Bill Clinton Defends Problematic Crime Reforms Against 'Black Lives Matter' Protestors
In an effort to support Hillary Clinton's presidential campaign, former president Bill Clinton spoke at a rally in Philadelphia that led to a debate with Black Lives Matter protesters over his controversial 1994 crime reform bill.
Reuters reports the former president from 1993 to 2001 slammed protesters who believed the bill he approved disproportionately affected African-Americans. The Violent Crime Control and Law Enforcement Act has been the topic of discussion during Clinton's campaign trail after a 1994 video of the candidate calling young people in gangs "super-predators" who need to "be brought to heel" was brought to light by BLM supporters.

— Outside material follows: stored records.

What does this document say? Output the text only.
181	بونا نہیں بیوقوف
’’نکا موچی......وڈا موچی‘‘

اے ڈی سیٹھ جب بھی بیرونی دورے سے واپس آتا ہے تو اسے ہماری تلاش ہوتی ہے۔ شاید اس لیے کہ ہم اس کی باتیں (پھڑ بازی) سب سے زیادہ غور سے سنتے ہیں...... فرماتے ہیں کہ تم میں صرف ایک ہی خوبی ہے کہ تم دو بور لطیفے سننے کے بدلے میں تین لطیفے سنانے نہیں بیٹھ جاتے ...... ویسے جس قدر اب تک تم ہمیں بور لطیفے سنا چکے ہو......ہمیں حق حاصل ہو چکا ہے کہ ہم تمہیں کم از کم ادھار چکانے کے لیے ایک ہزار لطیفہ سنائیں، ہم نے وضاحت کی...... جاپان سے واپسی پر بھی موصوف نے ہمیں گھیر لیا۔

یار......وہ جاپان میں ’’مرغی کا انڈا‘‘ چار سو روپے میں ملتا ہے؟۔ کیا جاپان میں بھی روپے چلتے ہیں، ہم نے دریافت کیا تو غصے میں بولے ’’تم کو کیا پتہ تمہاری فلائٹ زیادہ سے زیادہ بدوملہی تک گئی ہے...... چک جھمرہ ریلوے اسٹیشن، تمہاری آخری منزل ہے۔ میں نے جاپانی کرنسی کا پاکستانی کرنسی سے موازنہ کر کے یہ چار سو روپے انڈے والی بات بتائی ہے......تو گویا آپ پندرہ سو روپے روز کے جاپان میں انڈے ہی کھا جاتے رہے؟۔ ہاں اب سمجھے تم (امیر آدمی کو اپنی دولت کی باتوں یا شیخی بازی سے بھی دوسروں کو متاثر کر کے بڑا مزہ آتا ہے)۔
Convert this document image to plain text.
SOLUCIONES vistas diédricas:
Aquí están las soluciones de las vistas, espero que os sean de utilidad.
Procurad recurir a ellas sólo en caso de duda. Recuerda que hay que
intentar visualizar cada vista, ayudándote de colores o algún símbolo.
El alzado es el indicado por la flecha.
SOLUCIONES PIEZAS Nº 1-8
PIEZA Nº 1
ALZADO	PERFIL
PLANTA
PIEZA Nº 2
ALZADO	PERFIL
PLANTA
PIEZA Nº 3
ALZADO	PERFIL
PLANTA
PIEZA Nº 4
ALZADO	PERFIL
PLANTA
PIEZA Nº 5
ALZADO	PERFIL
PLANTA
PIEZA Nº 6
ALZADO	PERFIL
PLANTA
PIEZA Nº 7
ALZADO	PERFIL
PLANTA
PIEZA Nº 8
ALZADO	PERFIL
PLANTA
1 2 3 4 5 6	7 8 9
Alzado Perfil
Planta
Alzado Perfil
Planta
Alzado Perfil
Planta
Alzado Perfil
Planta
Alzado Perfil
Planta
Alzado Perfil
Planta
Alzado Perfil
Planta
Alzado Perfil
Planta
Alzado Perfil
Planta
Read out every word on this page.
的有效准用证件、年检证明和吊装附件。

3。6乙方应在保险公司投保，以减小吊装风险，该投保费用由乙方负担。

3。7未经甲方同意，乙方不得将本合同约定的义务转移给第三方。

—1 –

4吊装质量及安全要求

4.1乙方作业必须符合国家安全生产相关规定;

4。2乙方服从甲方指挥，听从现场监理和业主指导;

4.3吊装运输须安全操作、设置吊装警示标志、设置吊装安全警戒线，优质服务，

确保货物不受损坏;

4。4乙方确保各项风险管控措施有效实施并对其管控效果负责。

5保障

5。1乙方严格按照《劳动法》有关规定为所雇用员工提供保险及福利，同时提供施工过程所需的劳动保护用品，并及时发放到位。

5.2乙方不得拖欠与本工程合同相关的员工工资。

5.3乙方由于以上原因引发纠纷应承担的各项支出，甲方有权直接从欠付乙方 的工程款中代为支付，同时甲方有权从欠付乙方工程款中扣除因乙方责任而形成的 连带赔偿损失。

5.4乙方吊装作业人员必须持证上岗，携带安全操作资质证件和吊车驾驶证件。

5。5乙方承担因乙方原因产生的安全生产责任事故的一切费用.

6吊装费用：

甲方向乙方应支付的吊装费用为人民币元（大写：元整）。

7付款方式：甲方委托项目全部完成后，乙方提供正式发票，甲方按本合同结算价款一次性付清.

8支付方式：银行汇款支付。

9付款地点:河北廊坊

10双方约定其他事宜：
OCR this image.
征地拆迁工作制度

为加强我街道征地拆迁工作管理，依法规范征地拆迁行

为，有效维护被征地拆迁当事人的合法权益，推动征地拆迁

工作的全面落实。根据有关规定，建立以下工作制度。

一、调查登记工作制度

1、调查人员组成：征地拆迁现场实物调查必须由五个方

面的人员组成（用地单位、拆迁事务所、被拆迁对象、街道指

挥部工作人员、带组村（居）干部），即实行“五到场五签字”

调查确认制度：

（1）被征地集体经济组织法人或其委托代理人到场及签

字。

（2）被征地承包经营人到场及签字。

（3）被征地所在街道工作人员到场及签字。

While Clinton has since apologized for her language in the video, her husband decided to discuss his crime reforms with protestors after they chanted, "blacks are not super-predators."
"I don't know how you would characterize the gang leaders who got 13-year-old kids hopped on crack and sent them out on the street to murder other African-American children," he said while dropping numbers on lower crime rates in African-American communities due to the bill. "Maybe you thought they were good citizens. She (Hillary Clinton) didn't."
The painstaking moment that shook the room was Clinton's claim that protestors were defending or ignoring "black on black crime." "You are defending the people who kill the lives you say matter," he said while shaking his finger. "Tell the truth."
Clinton has made a promise to end mass incarceration and other issues in the black community during her race to the primaries against Vermont senator Bernie Sanders. Her husband has also regretted signing the bill into law.
The argument lasted for roughly 15 minutes as Clinton explained that the bill was strictly meant for those who were damaging their own communities and the youth. "I talked to a lot of African-American groups. They thought black lives mattered. They said take this bill because our kids are being shot in the street by gangs. We had 13-year-old kids planning their own funerals," Clinton said.
Activists and commentators from both sides of the fence shared their thoughts via Twitter, including Russell Simmons who called for Clinton to apologize for his comments.
Clinton also discussed his 1996 welfare reform bill, which many claimed raised poverty for African-Americans.